Written in first person, we, the reader, get to know Haymitch personally. The novel unfolds on Haymitch’s 16th birthday, the day of the Reaping. Despite his numerous entries to secure food and supplies for his family, Haymitch has avoided being chosen. We delve into the intricacies of the Haymitch family, his ties with the Everdeen family, his fears, his wit, and most importantly, his love for Lenore Dove.

As we all know, Haymitch is, in fact, chosen to represent District 12 for the Hungar Games, even though the circumstances under which he is chosen are questionable. 

Of course, the novel’s main action occurs in the Arena for the Hunger Games. Due to specific meetings and acquaintances, Haymitch’s task in the Arena isn’t just to survive; it is to sabotage the Game in the hopes of bringing down the Hunger Games and, ultimately, President Snow.

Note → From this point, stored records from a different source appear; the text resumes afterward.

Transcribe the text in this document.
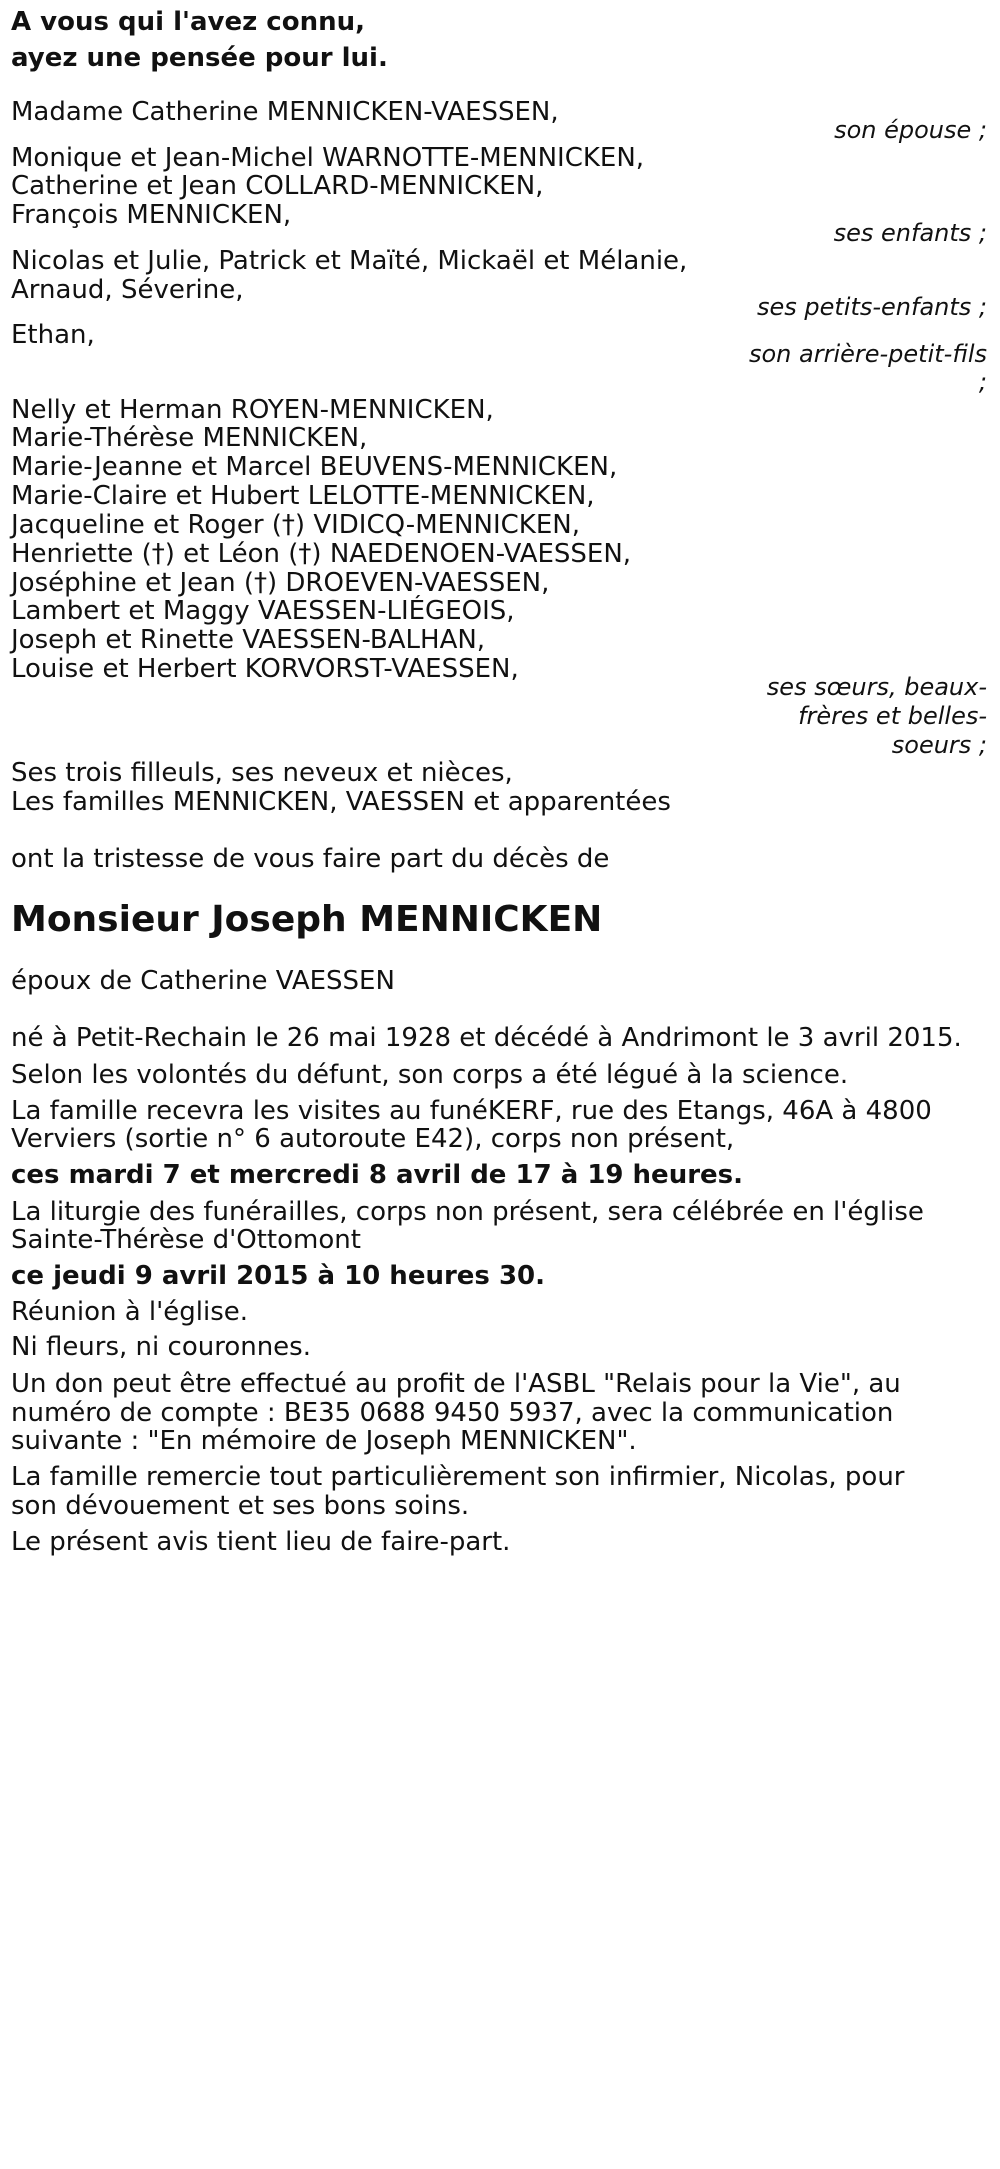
A vous qui l'avez connu,
ayez une pensée pour lui.
Madame Catherine MENNICKEN-VAESSEN,
son épouse ;
Monique et Jean-Michel WARNOTTE-MENNICKEN,
Catherine et Jean COLLARD-MENNICKEN,
François MENNICKEN,
ses enfants ;
Nicolas et Julie, Patrick et Maïté, Mickaël et Mélanie,
Arnaud, Séverine,
ses petits-enfants ;
Ethan,
son arrière-petit-fils
;
Nelly et Herman ROYEN-MENNICKEN,
Marie-Thérèse MENNICKEN,
Marie-Jeanne et Marcel BEUVENS-MENNICKEN,
Marie-Claire et Hubert LELOTTE-MENNICKEN,
Jacqueline et Roger (†) VIDICQ-MENNICKEN,
Henriette (†) et Léon (†) NAEDENOEN-VAESSEN,
Joséphine et Jean (†) DROEVEN-VAESSEN,
Lambert et Maggy VAESSEN-LIÉGEOIS,
Joseph et Rinette VAESSEN-BALHAN,
Louise et Herbert KORVORST-VAESSEN,
ses sœurs, beaux-
frères et belles-
soeurs ;
Ses trois filleuls, ses neveux et nièces,
Les familles MENNICKEN, VAESSEN et apparentées
ont la tristesse de vous faire part du décès de
Monsieur Joseph MENNICKEN
époux de Catherine VAESSEN
né à Petit-Rechain le 26 mai 1928 et décédé à Andrimont le 3 avril 2015.
Selon les volontés du défunt, son corps a été légué à la science.
La famille recevra les visites au funéKERF, rue des Etangs, 46A à 4800
Verviers (sortie n° 6 autoroute E42), corps non présent,
ces mardi 7 et mercredi 8 avril de 17 à 19 heures.
La liturgie des funérailles, corps non présent, sera célébrée en l'église
Sainte-Thérèse d'Ottomont
ce jeudi 9 avril 2015 à 10 heures 30.
Réunion à l'église.
Ni fleurs, ni couronnes.
Un don peut être effectué au profit de l'ASBL "Relais pour la Vie", au
numéro de compte : BE35 0688 9450 5937, avec la communication
suivante : "En mémoire de Joseph MENNICKEN".
La famille remercie tout particulièrement son infirmier, Nicolas, pour
son dévouement et ses bons soins.
Le présent avis tient lieu de faire-part.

This novel, in line with the Hunger Games series, is intense and fast-paced. I found it intriguing to unravel the layers of Haymitch’s character and understand the roots of his eventual struggles with substance abuse. Suzanne Collins’ incorporation of verses from Edgar Alan Poe’s poem “The Raven” creates a perfect opportunity for teachers to discuss patterns and connections between the two pieces of literature. The poem’s verses beautifully mirror Haymitch’s feelings towards Lenore and his trauma in the Games, particularly in the final chapter.

Collins also employs nursery rhymes and the lyrics from The Hanging Tree to help support themes.

Trigger warnings: extreme brutality, murder and death.

The River Has Roots

by Amal El-Mohtar

“There was a time when grammar was wild-when it shifted shapes and unleashed new forms out of old. Grammar like gramarye, like grimoire. What is magic but a change in the word…but that is the nature of grammar-it is always tense, like an instrument, aching for release, longing to transform present into past into future into will. (pg. 1-3)

The Hawthorn sisters, Esther and Ysabel, live in the small village of Thistleford located on the edge of “the beautiful county of Acadia, the beautiful land- the land beyond; antiquity”  in other words, the beautiful land of Faerie. The sisters have 2  jobs: the first is to weave beautiful willow baskets, and the second most important is to sing to the willows. You see, “when they sang together, you could feel grammar in the air”. Ester, the eldest, is being pursued by the bachelor Mr. Pollard, who “always had the beseeching expression of a whining dog; his hand, bafflingly, were always somehow both cold and moist”…needless to say, Esther is in no way interested. Instead, her heart belongs to Rin (a beautiful nonbinary character). Rin is Fae; Rin is beautiful, loving, brave, and adoring. However, Ester is in a dilemma; although she loves Rin, she vows to never break the bond she has with her sister Ysabel. She loves her sister beyond life itself, and their bond is intricately woven together, not just because they are sisters but because of the magical bond created by the grammar when they sing.

When a violent incident occurs and tragedy strikes, Esther has to choose between living in the world of Faerie with her love and staying in human form or living in the land of humans in the form of a swan. Will the bond between the sisters survive the conflict that ensues? 

This novel is a treasure trove for literary analysis. Its symbols, including the river Liss, the Willows, Mr Pollard, and the land of Faerie, are rich and complex, offering ample material for exploration. The novel’s prose, too, is a delight, best savored when read slowly and contemplatively, much like a piece of poetic verse.

This novel is also beautifully published, interspersed with what looks like linocut artwork by artist Kathleen Neeley, enchanting and folkloric.